A widely used approach to develop new thermoelectric materials uses first-principles band structure calculations, which are now possible owing to both improvements in computing systems and the proliferation of calculation code such as WIEN2k and VASP. In this brief review article, we introduced the most recent basic materials research on pseudogap and narrow-bandgap compounds that are used as thermoelectric materials. The insight obtained from first-principles band structure calculations and model calculations can enhance our understanding of the experimental data. In particular, such integrated materials research that includes machine learning techniques can help the development of new materials and establish a way toward achieving better performing materials.
The author acknowledges Prof. Dr. Kaoru Kimura (The University of Tokyo), Prof. Dr. Jeffrey Snyder (Northwestern University), as well as Dr. Yoshikazu Shinohara, Dr. Yukihiro Isoda, and Dr. Masahiro Goto (National Institute for Materials Science) for their kind support and fruitful discussions. This work is partially supported by KAKENHI grants Nos. 21860021, 23760623, 26709051, and 17H03421 from the Japan Society for the Promotion of Science, the Thermal & Electric Energy Technology Foundation, the Sumitomo Foundation, and the Murata Science Foundation.
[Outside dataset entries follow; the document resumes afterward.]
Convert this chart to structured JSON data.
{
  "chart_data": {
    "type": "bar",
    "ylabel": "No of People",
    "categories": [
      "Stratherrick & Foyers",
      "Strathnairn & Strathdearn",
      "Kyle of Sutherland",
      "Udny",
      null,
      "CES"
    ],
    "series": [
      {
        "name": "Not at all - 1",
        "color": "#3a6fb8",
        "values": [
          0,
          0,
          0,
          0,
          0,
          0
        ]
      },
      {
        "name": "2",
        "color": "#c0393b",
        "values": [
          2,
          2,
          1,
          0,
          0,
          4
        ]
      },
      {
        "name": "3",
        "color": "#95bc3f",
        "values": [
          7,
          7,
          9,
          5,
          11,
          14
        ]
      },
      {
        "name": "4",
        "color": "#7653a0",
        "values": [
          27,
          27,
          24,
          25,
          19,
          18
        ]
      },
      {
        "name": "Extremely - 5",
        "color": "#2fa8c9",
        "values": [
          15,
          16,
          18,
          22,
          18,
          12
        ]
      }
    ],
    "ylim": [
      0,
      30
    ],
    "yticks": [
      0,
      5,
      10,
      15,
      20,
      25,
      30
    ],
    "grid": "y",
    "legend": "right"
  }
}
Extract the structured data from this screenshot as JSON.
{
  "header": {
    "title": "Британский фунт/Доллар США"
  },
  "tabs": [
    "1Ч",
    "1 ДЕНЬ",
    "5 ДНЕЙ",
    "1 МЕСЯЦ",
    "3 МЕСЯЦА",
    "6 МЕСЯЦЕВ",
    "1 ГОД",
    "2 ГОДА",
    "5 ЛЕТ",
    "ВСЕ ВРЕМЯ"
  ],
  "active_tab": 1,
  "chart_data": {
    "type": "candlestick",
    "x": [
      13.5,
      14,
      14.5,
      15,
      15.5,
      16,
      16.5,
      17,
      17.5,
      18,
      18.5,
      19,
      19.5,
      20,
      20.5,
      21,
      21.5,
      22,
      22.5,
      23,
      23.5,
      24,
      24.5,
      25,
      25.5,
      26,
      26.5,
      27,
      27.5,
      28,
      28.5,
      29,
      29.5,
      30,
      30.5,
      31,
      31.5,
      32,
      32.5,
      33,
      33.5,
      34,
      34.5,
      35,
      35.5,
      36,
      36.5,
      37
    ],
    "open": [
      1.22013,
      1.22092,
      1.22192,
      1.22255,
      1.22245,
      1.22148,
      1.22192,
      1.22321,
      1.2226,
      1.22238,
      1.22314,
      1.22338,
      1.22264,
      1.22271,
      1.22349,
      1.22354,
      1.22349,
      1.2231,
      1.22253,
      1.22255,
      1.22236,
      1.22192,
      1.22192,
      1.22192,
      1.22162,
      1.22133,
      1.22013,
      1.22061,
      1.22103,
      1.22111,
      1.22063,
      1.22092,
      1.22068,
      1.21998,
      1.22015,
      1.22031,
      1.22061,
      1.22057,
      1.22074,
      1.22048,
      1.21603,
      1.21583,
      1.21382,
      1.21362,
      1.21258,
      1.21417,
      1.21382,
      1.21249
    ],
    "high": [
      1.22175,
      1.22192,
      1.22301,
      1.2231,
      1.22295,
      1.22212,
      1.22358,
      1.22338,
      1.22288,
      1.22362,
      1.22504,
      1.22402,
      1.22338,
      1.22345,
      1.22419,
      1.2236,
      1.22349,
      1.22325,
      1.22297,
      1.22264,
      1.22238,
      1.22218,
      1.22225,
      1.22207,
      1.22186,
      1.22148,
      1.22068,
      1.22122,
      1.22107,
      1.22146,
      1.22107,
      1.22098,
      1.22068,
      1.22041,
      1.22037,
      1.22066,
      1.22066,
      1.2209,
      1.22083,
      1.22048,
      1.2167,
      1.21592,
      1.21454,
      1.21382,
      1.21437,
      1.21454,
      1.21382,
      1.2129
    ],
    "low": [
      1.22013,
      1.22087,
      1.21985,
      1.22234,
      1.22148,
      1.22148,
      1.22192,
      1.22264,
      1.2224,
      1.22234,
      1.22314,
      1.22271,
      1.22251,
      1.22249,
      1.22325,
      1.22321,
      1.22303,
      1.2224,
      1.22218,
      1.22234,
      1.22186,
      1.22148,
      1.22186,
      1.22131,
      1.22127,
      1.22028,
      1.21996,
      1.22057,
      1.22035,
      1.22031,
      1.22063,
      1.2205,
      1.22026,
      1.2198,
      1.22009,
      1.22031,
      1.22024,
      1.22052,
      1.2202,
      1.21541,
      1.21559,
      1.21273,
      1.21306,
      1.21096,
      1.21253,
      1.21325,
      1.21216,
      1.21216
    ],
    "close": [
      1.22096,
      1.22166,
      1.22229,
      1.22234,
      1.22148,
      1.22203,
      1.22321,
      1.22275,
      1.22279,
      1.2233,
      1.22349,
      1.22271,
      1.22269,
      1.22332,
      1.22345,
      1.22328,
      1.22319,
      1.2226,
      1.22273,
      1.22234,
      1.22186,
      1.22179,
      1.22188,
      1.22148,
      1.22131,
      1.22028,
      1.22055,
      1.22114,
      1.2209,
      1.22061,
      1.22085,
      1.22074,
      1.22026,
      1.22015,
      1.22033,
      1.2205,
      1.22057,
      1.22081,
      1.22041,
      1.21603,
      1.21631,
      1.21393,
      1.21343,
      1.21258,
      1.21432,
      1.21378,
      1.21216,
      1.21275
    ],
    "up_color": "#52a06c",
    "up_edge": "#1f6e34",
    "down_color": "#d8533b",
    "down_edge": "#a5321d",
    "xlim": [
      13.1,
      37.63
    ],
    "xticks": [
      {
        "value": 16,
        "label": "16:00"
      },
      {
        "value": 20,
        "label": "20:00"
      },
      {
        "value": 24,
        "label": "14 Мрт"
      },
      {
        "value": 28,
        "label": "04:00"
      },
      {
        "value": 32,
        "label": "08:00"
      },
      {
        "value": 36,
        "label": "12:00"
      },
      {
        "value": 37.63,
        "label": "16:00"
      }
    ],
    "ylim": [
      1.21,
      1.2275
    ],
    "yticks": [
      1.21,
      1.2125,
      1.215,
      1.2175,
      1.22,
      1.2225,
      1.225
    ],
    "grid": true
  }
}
A synchrotron radiation X-ray diffraction measurement was performed at the BL02B2 beamline of SPring-8 with the approval of the Japan Synchrotron Radiation Research Institute (proposal Nos. 2011A1230 and 2013A1495). This work was partially supported by “Materials research by Information Integration” Initiative (MI2I) project of the Support Program for Starting Up Innovation Hub from Japan Science and Technology Agency (JST).